Sweden’s Stenson, one of Paul McGinley’s most dependable soldiers in the famous victory at Gleneagles two years ago, completed the first major of the season at six-over par, Garcia at eight-over while Team Europe inspiration Poulter tied with Kaymer, the German who hit the winning putt to seal the Miracle at Medinah in 2012, on 12-over par to finish joint 49th of the 57 who made the halfway cut. Graeme McDowell did not get that far.

Should Clarke be worried? Of course, it will be a concern that players his predecessors would have banked on in previous Ryder Cups are not in the best of form right now but the Masters and the course it is played on is often a tournament to be treated in isolation, a place where 58-year-old Bernhard Langer can give himself a chance of victory and American Smylie Kaufman can announce his presence on the world stage.

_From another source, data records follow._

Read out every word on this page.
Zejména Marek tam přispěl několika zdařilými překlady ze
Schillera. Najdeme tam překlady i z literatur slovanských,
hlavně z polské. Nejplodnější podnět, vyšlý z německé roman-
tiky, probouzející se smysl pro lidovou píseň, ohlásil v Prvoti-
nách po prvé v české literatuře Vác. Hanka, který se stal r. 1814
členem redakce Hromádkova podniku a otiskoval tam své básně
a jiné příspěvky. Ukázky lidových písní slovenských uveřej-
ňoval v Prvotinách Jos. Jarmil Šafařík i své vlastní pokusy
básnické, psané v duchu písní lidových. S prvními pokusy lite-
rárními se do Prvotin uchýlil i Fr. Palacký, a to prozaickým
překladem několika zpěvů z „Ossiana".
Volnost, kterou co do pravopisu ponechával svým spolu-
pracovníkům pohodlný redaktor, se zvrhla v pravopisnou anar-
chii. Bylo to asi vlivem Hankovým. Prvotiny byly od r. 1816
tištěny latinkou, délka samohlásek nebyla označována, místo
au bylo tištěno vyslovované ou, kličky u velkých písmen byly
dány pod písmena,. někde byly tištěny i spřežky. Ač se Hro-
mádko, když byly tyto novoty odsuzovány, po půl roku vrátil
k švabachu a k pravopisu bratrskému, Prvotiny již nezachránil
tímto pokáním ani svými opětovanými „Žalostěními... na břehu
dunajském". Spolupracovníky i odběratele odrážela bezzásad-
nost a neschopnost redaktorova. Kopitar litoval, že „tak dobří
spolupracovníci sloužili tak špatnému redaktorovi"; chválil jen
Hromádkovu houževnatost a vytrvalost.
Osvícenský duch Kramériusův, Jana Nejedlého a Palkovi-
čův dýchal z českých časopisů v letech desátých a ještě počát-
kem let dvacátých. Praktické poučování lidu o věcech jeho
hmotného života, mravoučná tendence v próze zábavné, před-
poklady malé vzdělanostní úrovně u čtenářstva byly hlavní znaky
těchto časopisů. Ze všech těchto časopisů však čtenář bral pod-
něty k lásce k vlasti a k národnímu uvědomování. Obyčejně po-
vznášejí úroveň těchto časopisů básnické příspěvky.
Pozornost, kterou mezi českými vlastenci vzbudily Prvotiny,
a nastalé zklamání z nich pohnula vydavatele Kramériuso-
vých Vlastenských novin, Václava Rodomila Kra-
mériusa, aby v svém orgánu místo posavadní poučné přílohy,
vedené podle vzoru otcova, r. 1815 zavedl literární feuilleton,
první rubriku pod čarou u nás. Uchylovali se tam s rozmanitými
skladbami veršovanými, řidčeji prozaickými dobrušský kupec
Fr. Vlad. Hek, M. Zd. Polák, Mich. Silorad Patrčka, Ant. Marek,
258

Yet Clarke, who played for Langer on a record-breaking winning team at Oakland Hills in 2004 alongside Westwood, Poulter, Casey and Garcia, will not assess the strength of his potential team just yet. There is a long way to go in the race to qualify and while major victories by Europeans would give a much-needed boost he will be mindful that Langer took his team to Detroit that year with Phil Mickelson, Retief Goosen, Todd Hamilton and Vijay Singh as the season’s major winners. Not a European among them and yet Langer engineered an 18.5 to 9.5 victory.

Last August, at the PGA Championship. Clarke was asked about the effect an American clean sweep of the majors would have on the challenge facing him as the captain charged with winning a fourth straight Ryder Cup in Minnesota this September.

Jordan Spieth had won the Masters and US Open with Zach Johnson taking the Claret Jug with his Open victory at St Andrews.

There would be no clean sweep with Australian Jason Day winning that week’s PGA at Whistling Straits but Clarke replied: “If you ask me the same question next year, then I may be a little more concerned because the points haven’t started for us. So we shall see. But in terms of does it make any task anymore daunting, no, it’s a very, very tough task that we as the European Tour have in front of us.

“There’s a new breed of American player coming through, highlighted by Jordan Spieth, obviously. And those are wonderful players. Davis (Love, the US captain) is going to have a very strong, possibly quite a new look on the team. But a very, very strong team.”

As Spieth maintained his 54-hole lead over compatriot Kaufman over the front nine at Augusta National last night, and McIlroy began to fade without laying a glove on the defending champion for the past two days, Clarke will have taken solace in a number of strong European performances.

Soren Kjeldsen, the Irish Open champion from Royal County Down, was closing the gap on Spieth, Danny Willett was emerging as a major championship contender and both Westwood and Casey were prominent while Justin Rose is as solid as he has been over the past six seasons.

The continuing good form of Casey may also lead him to reconsider his eligibility issues by returning to the European Tour family to meet the qualification criteria.

McIlroy may be an enigma, once more bamboozled by the Augusta National course he believes most suits his game, but think back two years ago and he started the season in much worse shape. He finished tied for eighth and went on to kick-start his season by winning, minus fiancee Caroline Wozniacki, the BMW PGA Championship at Wentworth the following month.

And McIlroy wound up going into the Ryder Cup as world number one, having completed a three-tournament run in July and August that saw him win The Open, the WGC-Bridgestone Invitational and the PGA Championship in successive starts.

There is plenty of time for him and Team Europe to come good.